« Foxtrot » : la danse macabre des mythes fondateurs
« Foxtrot » : la danse macabre des mythes fondateurs
Par Thomas Sotinel
Le réalisateur israélien Samuel Maoz interroge l’identité et le devenir de l’Etat juif.
Depuis sa première à Tel-Aviv, le 28 août 2017, Foxtrot est poursuivi par la vindicte de la ministre de la culture israélienne, Miri Regev. La présentation du deuxième long-métrage de Samuel Maoz à la Mostra de Venise quelques jours plus tard, sa sélection pour représenter Israël aux Oscars, sa projection en ouverture du Festival du cinéma israélien de Paris en février, chacun de ces épisodes a excité l’aigreur de la ministre qui s’est tour à tour affligée du Lion d’argent remporté par Foxtrot à Venise (« C’est la preuve que l’Etat ne doit pas financer des films qui peuvent être utilisés comme des armes de propagande aux mains de nos ennemis »), réjouie qu’il ne soit pas nommé à l’Oscar du film en langue étrangère, avant de demander à l’ambassade d’Israël à Paris de retirer son soutien à la manifestation qu’ouvrait le film de Maoz.

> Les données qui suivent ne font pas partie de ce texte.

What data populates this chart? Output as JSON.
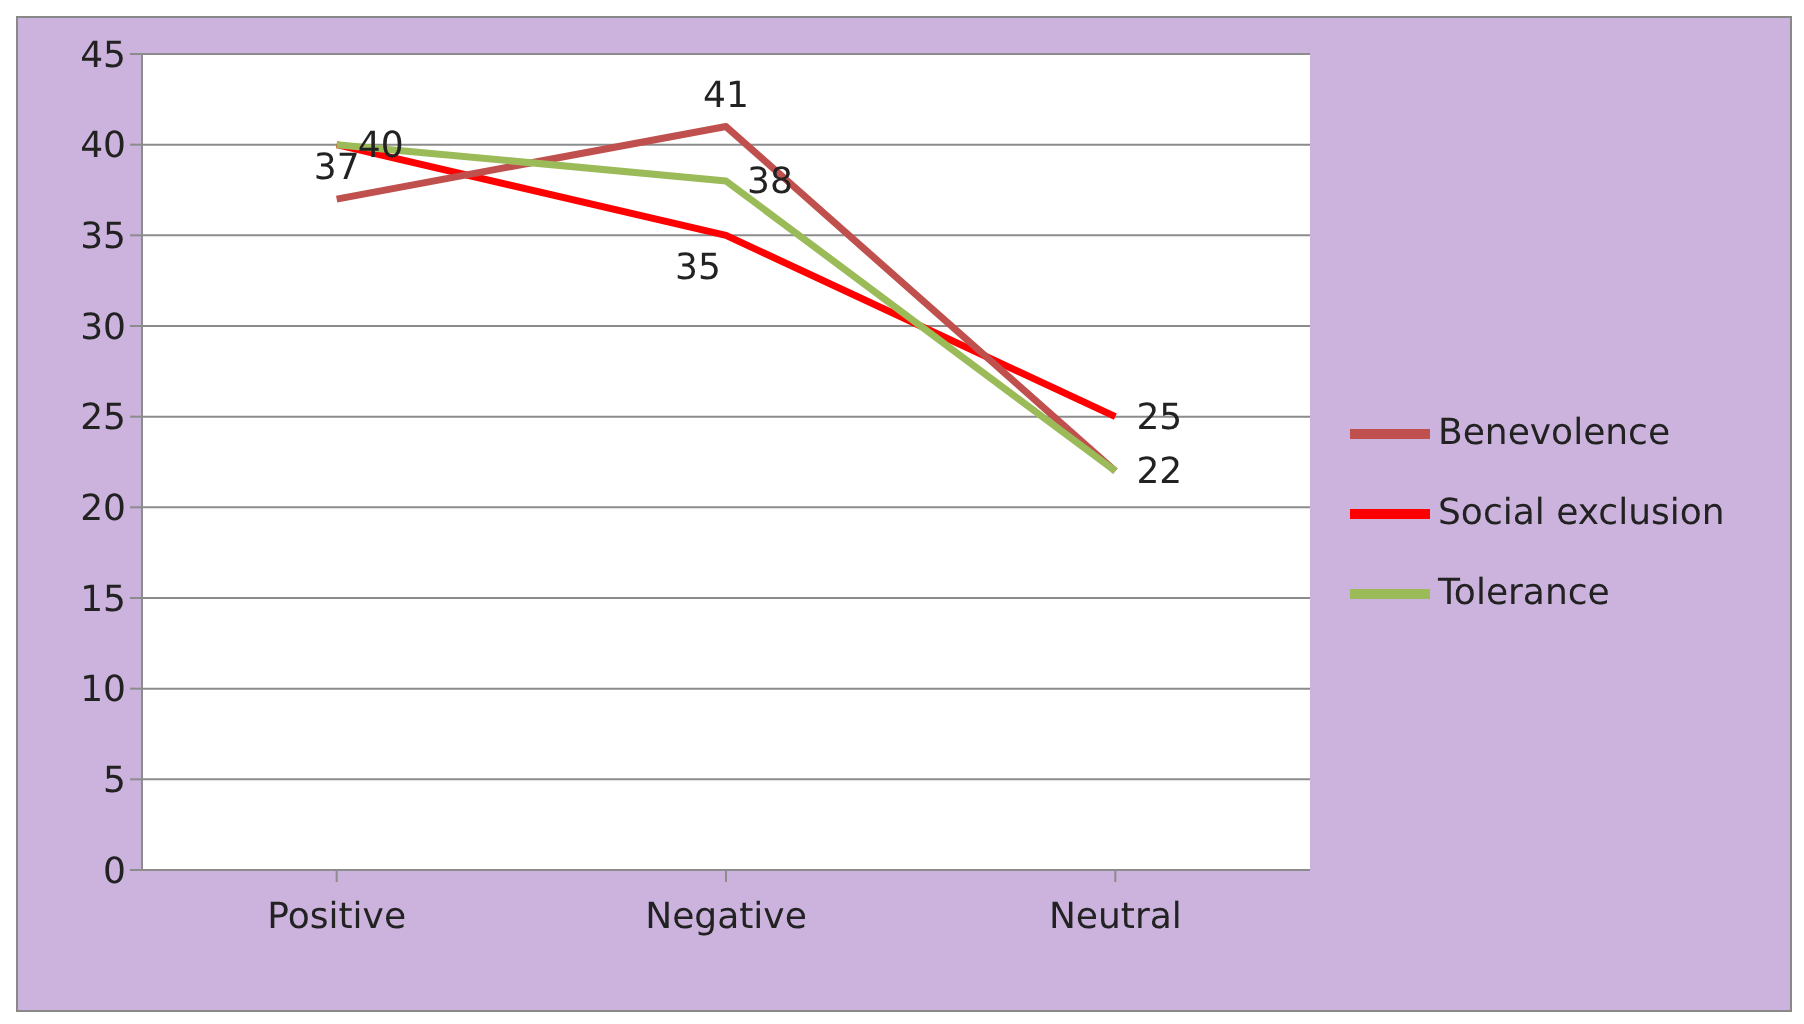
{
  "chart_data": {
    "type": "line",
    "categories": [
      "Positive",
      "Negative",
      "Neutral"
    ],
    "series": [
      {
        "name": "Social exclusion",
        "color": "#ff0000",
        "values": [
          40,
          35,
          25
        ],
        "value_labels": [
          null,
          "35",
          "25"
        ]
      },
      {
        "name": "Benevolence",
        "color": "#c0504d",
        "values": [
          37,
          41,
          22
        ],
        "value_labels": [
          "37",
          "41",
          null
        ]
      },
      {
        "name": "Tolerance",
        "color": "#9bbb59",
        "values": [
          40,
          38,
          22
        ],
        "value_labels": [
          "40",
          "38",
          "22"
        ]
      }
    ],
    "ylim": [
      0,
      45
    ],
    "yticks": [
      0,
      5,
      10,
      15,
      20,
      25,
      30,
      35,
      40,
      45
    ],
    "grid": "y",
    "legend": "right",
    "marker": "none",
    "line_style": "solid"
  }
}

La compilation des interventions de Mme Regev pourrait avantageusement remplacer les citations de critiques de cinéma sur une colonne Morris. Elle ne s’y serait pas autrement prise si elle avait voulu démontrer que Foxtrot (dont elle convient qu’elle ne l’a jamais vu) constituait une contribution importante à la conversation nationale israélienne. De fait, Samuel Maoz a tenté de concentrer en à peine deux heures des décennies d’interrogations sur l’identité et le devenir de l’Etat juif. Le cinéaste le fait en déployant un arsenal impressionnant : dérision, distanciation, recherche formelle qui confine au maniérisme. Cette virtuosité est souvent irritante, elle est peut-être nécessaire pour tenir en respect la force de la tragédie qui menace sans cesse d’engloutir le monde absurde dans lequel se débattent les personnages de Foxtrot.
Infinie perversité
Pour parler d’eux et de ce qui leur arrive, il est à peu près impossible de ne pas dévoiler les mécanismes de ce drame en trois actes, dont les articulations sont mues par un destin qui semble tirer sa force d’une infinie perversité. Au premier acte, Michael Feldman ouvre sa porte à un groupe de jeunes gens en uniformes. Feldman (Lior Ashkenazi) est un quinquagénaire dont le physique altier se marie à merveille avec la décoration géométrique de son appartement moderne. C’est normal, il est architecte. Les jeunes gens en uniforme sont venus lui annoncer la mort de son fils Yonatan, qui sert dans les rangs de Tsahal. Daphna (Sarah Adler), la mère du jeune homme, s’évanouit et est immédiatement placée sous sédation par la fraction médicale de la petite troupe de prophètes de malheur. C’est la première d’une série de métaphores qui jalonnent ce film au point d’en briser souvent les lignes.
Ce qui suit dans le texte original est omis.